Il doppio volto del gigante asiatico
La Cina, che da tempo mantiene il poco invidiabile primato di maggiore emettitore di gas serra del pianeta – una responsabilità che si traduce in oltre il 30% delle emissioni globali, equivalenti a circa 15,6 miliardi di tonnellate di CO2 –, dimostra simultaneamente una capacità produttiva e d’investimento senza eguali nel campo delle rinnovabili e della mobilità elettrica. Questo dualismo, che la vede protagonista assoluta tanto nel generare il problema quanto nell’offrire alcune delle soluzioni tecnologiche più avanzate, delinea una situazione complessa, la quale non mancherà di essere al centro del dibattito in vista della prossima COP30, la conferenza delle Nazioni Unite sul clima in programma a Belem, in Brasile, a partire dal prossimo 10 novembre. L’Unione Europea, per parte sua, naviga in acque altrettanto turbolente, sebbene per ragioni differenti e interne, mostrando una frammentazione di posizioni che ne complica l’azione.

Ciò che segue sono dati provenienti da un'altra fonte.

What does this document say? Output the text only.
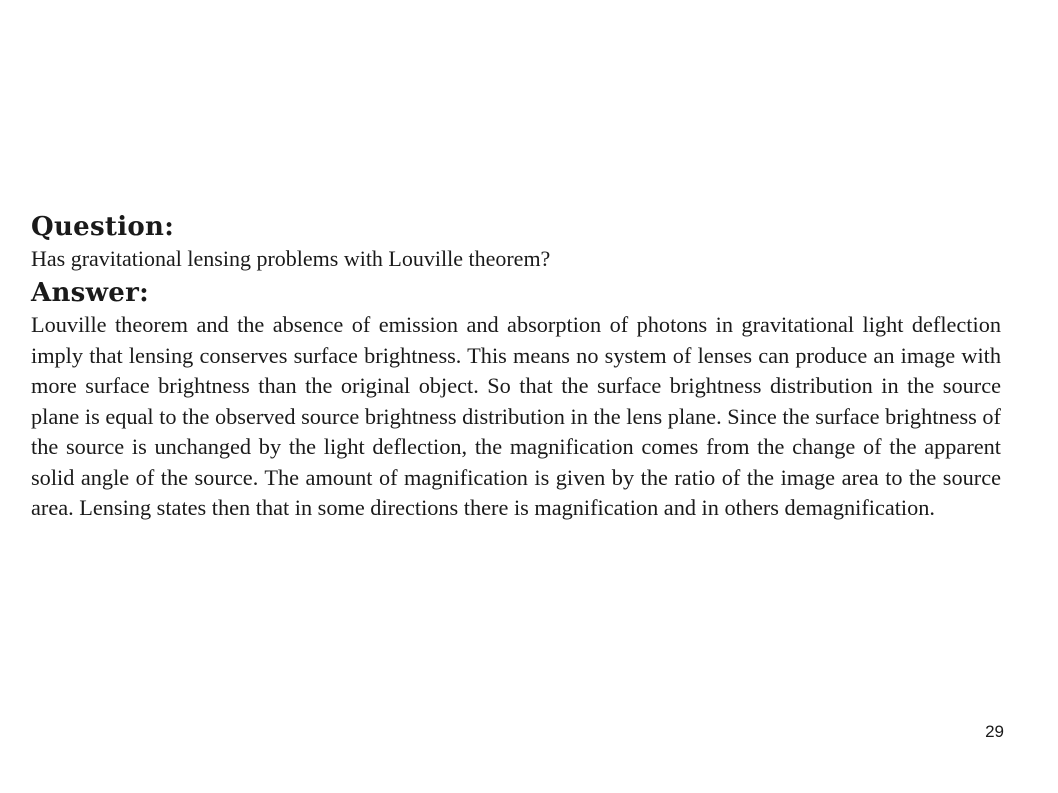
Question:

Has gravitational lensing problems with Louville theorem?

Answer:

Louville theorem and the absence of emission and absorption of photons in gravitational light deflection imply that lensing conserves surface brightness. This means no system of lenses can produce an image with more surface brightness than the original object. So that the surface brightness distribution in the source plane is equal to the observed source brightness distribution in the lens plane. Since the surface brightness of the source is unchanged by the light deflection, the magnification comes from the change of the apparent solid angle of the source. The amount of magnification is given by the ratio of the image area to the source area. Lensing states then that in some directions there is magnification and in others demagnification.

29
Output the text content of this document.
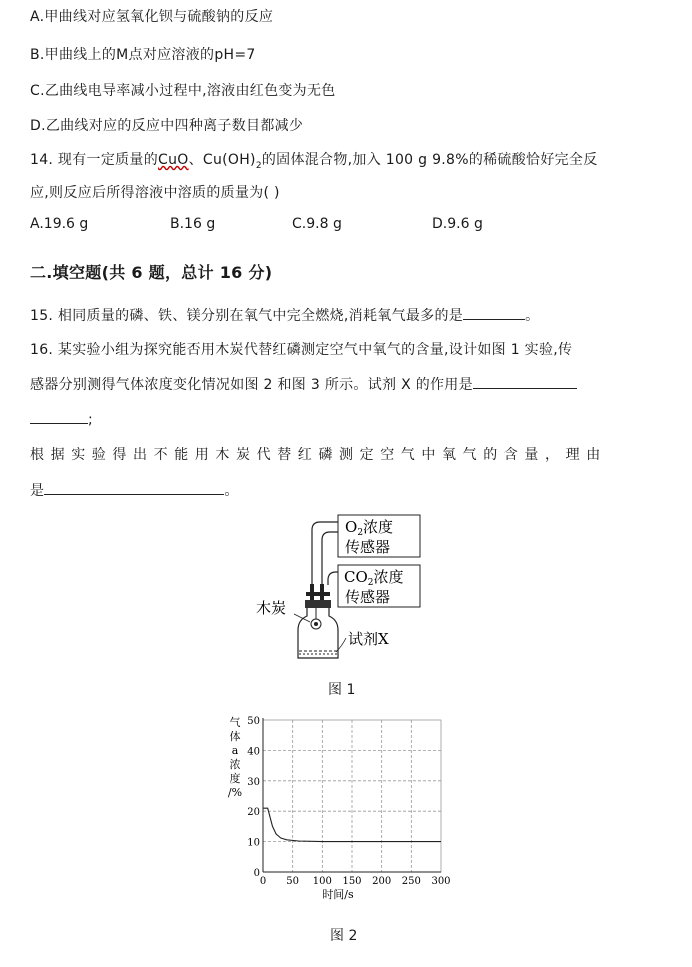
A.甲曲线对应氢氧化钡与硫酸钠的反应
B.甲曲线上的M点对应溶液的pH=7
C.乙曲线电导率减小过程中,溶液由红色变为无色
D.乙曲线对应的反应中四种离子数目都减少
14. 现有一定质量的CuO、$Cu(OH)_2$的固体混合物,加入 100 g 9.8%的稀硫酸恰好完全反
应,则反应后所得溶液中溶质的质量为( )
A.19.6 g	B.16 g	C.9.8 g	D.9.6 g
二.填空题(共 6 题，总计 16 分)
15. 相同质量的磷、铁、镁分别在氧气中完全燃烧,消耗氧气最多的是	。
16. 某实验小组为探究能否用木炭代替红磷测定空气中氧气的含量,设计如图 1 实验,传
感器分别测得气体浓度变化情况如图 2 和图 3 所示。试剂 X 的作用是
;
根据实验得出不能用木炭代替红磷测定空气中氧气的含量，理由
是	。
$O_2$浓度
传感器
$CO_2$浓度
传感器
木炭
试剂X
图 1
气
体
a
浓
度
/%
0 50 100 150 200 250 300
0
10
20
30
40
50
时间/s
图 2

Le contromisure di New York nell'era Trump
Oltreoceano, mentre la scena internazionale è dominata dalle questioni climatiche e commerciali, un’altra battaglia, di natura squisitamente politica e legale, si sta preparando. Il nuovo sindaco di New York, Zohran Mamdani, ha dichiarato pubblicamente la sua intenzione di opporsi con determinazione alle eventuali politiche dell’amministrazione di Donald Trump, organizzando con tempestività una struttura legale di notevole portata. L’amministrazione cittadina, ha spiegato Mamdani in un’intervista, sta già lavorando per schierare duecento avvocati, un esercito di togate e toghi pronto a difendere in tribunale gli interessi della Grande Mela da quelle che percepisce come ingerenze federali. Il presidente Trump, da parte sua, ha già bollato il neosindaco con l’etichetta di "comunista antisemita", affermando, in una delle sue caratteristiche uscite, che "la gente comincerà a lasciare New York, fuggiranno dal regime comunista".
Il costo geopolitico della transizione energetica
Tornando al tema energetico, la situazione globale appare sempre più come una partita a scacchi i cui movimenti, come le mosse protezionistiche, producono conseguenze di vasta portata e spesso impreviste. L’aumento dei costi, causato proprio dalle barriere doganali, non solo minaccia di allungare i tempi per il raggiungimento degli obiettivi climatici internazionali, ma rischia anche di cristallizzare una dipendenza tecnologica da un unico attore globale. La Cina, nonostante il suo pesante fardello di emissioni, continua infatti a investire capitali ingenti in auto elettriche e in infrastrutture per le energie rinnovabili, consolidando un’egemonia industriale che le barriere commerciali occidentali, ironia della sorte, potrebbero finire per rafforzare ulteriormente, in un circolo vizioso che lega indissolubilmente economia, ambiente e geopolitica.